Inflation éditoriale
Il faut dire que de nos premiers pas dans une sommière de la forêt de chaux à l'inévitable dernier voyage entre quatre planches, nous sommes tous faits du bois dont l'humanité s'est nourrie, chauffée, a construit ses premiers abris avant de partir à la découverte du vaste monde sur des bateaux en chêne de marine et de fêter ses découvertes avec de divins nectars de Bourgogne et d'ailleurs embarriqués dans des tonneaux en chêne de la forêt de Tronçais. Aujourd'hui, peut-être plus que jamais, l'humanité s'accroche à son arbre en constatant les ravages de la déforestation, de la pollution et des changements climatiques. «Les forêts précèdent les peuples, les déserts les suivent», affirmait Chateaubriand. Il suffit de se rendre dans une librairie pour mesurer l'inflation éditoriale sur le sujet. En tête de gondole, on trouve la Vie secrète des arbres, (2), écrit par un forestier allemand, Peter Wohlleben, et traduit en 32 langues. On y apprend que les arbres ont un grand sens de la communication et de l'entraide et que les forêts ressemblent à des communautés humaines. Au fond, tout se passe comme si l'homme en péril se raccrochait aux branches de la vie en considérant enfin à sa juste place le reste du monde vivant, animal et végétal. Ainsi les Français sont unanimes quand il s'agit de célébrer leurs forêts ; ils en ont même fait des appellations d'origine contrôlée comme pour leurs vins et leurs fromages : le bois du Jura est ainsi devenu une AOC en mars. Selon un sondage publié en mai 2018 à l'occasion de la Fête de la nature, 83 % des Français estiment que la préservation de la biodiversité devrait être une priorité du gouvernement et 86 % souhaitent qu'elle devienne une cause nationale. Mais seule une personne interrogée sur trois déclare faire régulièrement des balades en forêt, au bord de lacs ou en bord de mer.

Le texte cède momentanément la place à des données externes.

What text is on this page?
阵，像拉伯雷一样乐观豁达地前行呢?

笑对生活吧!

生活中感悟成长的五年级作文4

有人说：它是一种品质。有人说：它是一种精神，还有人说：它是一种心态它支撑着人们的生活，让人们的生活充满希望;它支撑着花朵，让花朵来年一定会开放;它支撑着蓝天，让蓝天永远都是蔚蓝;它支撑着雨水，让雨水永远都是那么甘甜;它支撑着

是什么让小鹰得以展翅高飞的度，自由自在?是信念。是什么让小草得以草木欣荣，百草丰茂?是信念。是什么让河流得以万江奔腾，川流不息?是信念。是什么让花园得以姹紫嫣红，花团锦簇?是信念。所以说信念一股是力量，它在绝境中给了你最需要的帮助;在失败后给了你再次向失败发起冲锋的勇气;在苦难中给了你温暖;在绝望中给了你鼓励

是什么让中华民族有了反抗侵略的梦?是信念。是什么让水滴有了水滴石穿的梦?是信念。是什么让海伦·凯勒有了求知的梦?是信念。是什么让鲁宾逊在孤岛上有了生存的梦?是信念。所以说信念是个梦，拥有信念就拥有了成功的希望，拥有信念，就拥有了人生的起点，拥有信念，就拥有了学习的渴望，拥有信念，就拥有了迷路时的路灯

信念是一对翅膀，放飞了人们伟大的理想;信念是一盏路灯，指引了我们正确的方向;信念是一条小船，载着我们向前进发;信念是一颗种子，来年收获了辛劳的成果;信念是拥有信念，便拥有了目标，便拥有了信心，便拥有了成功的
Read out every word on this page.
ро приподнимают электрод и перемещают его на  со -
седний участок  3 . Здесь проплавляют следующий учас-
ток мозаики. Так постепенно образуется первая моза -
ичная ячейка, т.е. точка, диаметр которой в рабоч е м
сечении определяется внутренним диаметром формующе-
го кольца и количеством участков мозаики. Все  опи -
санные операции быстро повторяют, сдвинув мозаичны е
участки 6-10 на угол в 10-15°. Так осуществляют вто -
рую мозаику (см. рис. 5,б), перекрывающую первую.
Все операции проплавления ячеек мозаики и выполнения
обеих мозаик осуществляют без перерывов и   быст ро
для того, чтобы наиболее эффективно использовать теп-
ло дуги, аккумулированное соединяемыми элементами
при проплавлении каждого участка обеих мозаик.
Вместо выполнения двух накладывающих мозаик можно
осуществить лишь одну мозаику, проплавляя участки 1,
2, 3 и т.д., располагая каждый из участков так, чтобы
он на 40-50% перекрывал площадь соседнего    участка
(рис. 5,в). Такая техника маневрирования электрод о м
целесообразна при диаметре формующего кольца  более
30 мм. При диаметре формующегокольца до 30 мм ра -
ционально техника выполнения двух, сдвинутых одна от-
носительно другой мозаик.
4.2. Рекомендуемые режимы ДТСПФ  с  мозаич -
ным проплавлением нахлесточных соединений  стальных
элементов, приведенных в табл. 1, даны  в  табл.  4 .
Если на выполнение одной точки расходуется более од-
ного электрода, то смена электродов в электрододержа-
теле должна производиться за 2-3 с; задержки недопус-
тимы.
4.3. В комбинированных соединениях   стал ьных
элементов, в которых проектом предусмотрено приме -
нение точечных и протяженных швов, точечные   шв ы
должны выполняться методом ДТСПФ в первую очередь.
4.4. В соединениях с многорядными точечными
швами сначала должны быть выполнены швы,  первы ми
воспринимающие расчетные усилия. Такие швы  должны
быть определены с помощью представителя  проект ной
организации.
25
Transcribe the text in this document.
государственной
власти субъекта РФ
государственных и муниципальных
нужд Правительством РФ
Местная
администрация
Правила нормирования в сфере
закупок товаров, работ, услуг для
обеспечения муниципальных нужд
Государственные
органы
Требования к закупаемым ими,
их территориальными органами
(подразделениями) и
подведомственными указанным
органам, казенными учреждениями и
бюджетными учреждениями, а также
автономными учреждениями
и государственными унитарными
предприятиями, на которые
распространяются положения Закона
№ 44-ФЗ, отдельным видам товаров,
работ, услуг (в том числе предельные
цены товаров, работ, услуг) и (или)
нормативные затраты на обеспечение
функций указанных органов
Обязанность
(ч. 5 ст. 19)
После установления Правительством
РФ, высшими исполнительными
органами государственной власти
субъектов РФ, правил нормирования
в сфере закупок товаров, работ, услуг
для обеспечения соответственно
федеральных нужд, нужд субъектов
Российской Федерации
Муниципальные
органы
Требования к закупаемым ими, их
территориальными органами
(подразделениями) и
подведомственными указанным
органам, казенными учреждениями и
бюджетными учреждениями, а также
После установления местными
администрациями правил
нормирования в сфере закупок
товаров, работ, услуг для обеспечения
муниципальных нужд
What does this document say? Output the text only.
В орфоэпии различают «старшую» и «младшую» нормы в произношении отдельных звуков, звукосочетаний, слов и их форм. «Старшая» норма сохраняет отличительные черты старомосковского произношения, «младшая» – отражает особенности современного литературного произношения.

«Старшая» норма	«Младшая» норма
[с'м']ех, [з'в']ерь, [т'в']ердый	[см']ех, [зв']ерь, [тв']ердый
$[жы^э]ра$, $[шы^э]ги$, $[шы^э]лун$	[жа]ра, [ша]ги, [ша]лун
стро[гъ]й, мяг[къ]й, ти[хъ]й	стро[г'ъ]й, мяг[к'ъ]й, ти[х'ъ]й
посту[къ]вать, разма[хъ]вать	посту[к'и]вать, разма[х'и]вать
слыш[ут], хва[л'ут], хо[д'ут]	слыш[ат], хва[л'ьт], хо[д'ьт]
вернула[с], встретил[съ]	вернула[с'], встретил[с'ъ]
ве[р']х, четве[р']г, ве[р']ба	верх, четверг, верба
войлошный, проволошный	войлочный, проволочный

Ainsi, notre rapport à la nature semble finalement plus près du cœur que des yeux. De la forêt, nous n’avons souvent qu’une vision périphérique à l’orée. Celle des sous-bois des aires d’autoroutes avec tables de pique-nique express, poubelles débordantes d’emballages plastiques et troncs d’arbres pissotières. Celle des parcours de santé balisés, gravillonnés qui sont devenus les clubs de gym en plein air sur les pourtours des forêts tandis que leurs cœurs restent déserts ou alors traversés par des vététistes trop pressés pour apprécier la beauté d’un douglas ou d’un érable. Pire encore, en mal de naturalité, nous abattons des arbres pour en faire du mobilier en bois brut et massif et nous donner l’illusion d’une authenticité retrouvée.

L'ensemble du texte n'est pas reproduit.